Parallel in time numerical method for turbulent fluid flow

Dr. Mohamed Kamel Riahi

  • The increasing demand on numerical simulations has pushed toward inventing new methods that could benefit from the huge capacity that high performance computing technology offers nowadays. Parallelism across the time direction has been for a long time a difficult task. As the sequential nature of the propagation stands against the time decomposition. Indeed, with a lack of knowledge of the present the future could not be predicted anyways. The parareal in time algorithm, with its apparition twenty years ago broke this tradition and proposed to solve the sequentially natural problems on high performance computers.

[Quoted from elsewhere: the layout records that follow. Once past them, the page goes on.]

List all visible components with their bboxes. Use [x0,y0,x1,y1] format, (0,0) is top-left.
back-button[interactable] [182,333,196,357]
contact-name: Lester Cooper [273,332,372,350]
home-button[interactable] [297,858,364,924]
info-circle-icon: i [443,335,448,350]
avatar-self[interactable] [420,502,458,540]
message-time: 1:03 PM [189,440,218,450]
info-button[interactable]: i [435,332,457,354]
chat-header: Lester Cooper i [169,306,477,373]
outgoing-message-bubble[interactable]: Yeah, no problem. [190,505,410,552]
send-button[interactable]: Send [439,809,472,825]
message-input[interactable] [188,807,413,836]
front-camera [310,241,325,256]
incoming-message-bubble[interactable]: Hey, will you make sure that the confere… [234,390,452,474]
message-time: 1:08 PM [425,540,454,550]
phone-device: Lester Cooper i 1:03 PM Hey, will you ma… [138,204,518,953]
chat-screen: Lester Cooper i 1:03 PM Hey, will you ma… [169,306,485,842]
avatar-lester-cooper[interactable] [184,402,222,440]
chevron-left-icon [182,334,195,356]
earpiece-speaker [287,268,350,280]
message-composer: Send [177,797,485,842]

The algorithm iteratively corrects and predicts intermediate solutions until convergence. With all its success in many applications, the plain version of the parareal algorithms needs some adjustment in many cases in order to deal with the advection-dominated problems. One of the main challenges in applied mathematics is the turbulence (usually occurs with high Reynold’s number in Navier-Stokes equations).  We aim with this project at proposing a parallel in time algorithm that helps in simulating turbulence in time-parallelized fashion using newly developed numerical techniques. 

Robust parallel in space and in time optimal control algorithm

Dr. Mohamed Kamel Riahi and Dr. Mohamed al Khaleel

  • The optimal control of partial differential equations is an old field with many direct applications in engineering and finance. With this project we aim at new parallel numerical approaches in order to accelerate the decision and or the predictions for the handled problem using sophisticated numerical methods. Traditionally, optimal control problems are solved using iterative optimization techniques based on forward and backward resolutions of the treated model. This classical approach is memory consuming and time burdening. With this research we are working on developing robust numerical schemes based on parareal-type methods and also on Waveform techniques. A newly proposed technique based on the control decomposition “virtual controls” is also of utmost importance in our study to propose efficient optimal control tools.